To strengthen the muscle, Dr. Brewer suggests “any type of practice that helps us stay in the moment and notice what it feels like to get caught up. See how painful that is compared to being kind to ourselves.”
One of the most portable and evidence-based practices for noticing our thoughts and learning to let them go is meditation. Try mindfulness meditation, which involves anchoring your attention on the breath as a tool to stay present without getting lost in judgments, stories and assumptions.
(Read more: How to Meditate)
You can also interrupt the spiral of negative self-talk by focusing your energy on something external that you care about, which can help you establish perspective and a sense of meaning beyond yourself.
“If you can do things to get yourself out of your own head, like going out and volunteering or doing something nice for a family member, these things can help lift the negative voices that are going on in your head,” said Emily Esfahani Smith, author of “The Power of Meaning: Crafting a Life That Matters.”
The second step to self-compassion is to meet your criticism with kindness. If your inner critic says, “You’re lazy and worthless,” respond with a reminder: “You’re doing your best” or “We all make mistakes.”
But it’s step three, according to Dr. Brewer, that is most important if you want to make the shift sustainable in the long term: Make a deliberate, conscious effort to recognize the difference between how you feel when caught up in self-criticism, and how you feel when you can let go of it.
“That’s where you start to hack the reward-based learning system,” Dr. Brewer said.
A part of our brains called the orbitofrontal cortex is, according to Dr. Brewer, always looking for the “BBO — the bigger better offer.”
“It compares X vs. Y,” he said, “and if Y is more pleasurable or less painful, it will learn to go with Y.”
Think about it this way: How much better might it feel to take a breath after making a mistake, rather than berating ourselves?
“All you have to do is think of going to a friend,” Dr. Neff said. “If you said, ‘I’m feeling fat and lazy and I’m not succeeding at my job,’ and your friend said, ‘Yeah, you’re a loser. Just give up now. You’re disgusting,’ how motivating would that be?”

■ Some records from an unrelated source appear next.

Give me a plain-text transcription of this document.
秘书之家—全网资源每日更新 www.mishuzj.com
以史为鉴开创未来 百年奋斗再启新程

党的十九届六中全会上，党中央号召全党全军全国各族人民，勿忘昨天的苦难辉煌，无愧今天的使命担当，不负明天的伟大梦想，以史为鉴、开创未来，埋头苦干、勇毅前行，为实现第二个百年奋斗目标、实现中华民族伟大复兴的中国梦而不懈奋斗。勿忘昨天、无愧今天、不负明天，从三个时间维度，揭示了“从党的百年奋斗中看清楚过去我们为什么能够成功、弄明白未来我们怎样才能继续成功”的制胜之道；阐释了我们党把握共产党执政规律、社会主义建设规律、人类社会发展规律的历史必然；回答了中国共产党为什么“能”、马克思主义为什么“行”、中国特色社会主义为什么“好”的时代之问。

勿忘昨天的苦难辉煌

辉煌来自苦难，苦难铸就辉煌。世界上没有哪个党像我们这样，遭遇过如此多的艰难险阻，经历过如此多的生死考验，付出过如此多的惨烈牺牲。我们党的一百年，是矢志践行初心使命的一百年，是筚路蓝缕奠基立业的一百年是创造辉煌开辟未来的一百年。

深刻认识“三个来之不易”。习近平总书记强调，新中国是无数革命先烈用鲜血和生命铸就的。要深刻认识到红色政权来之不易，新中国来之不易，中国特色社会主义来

This is the linchpin of being kinder to ourselves: Practice what it feels like to treat yourself as you might treat a friend. In order to trade in self-abuse for self-compassion, it has to be a regular habit.
So the next time you’re on the verge of falling into a shame spiral, think of how you’d pull your friend back from falling in, and turn that effort inward. If it feels funny the first time, give it second, third and fourth tries.
And if you forget on the fifth, remember: Four tries is a lot better than zero.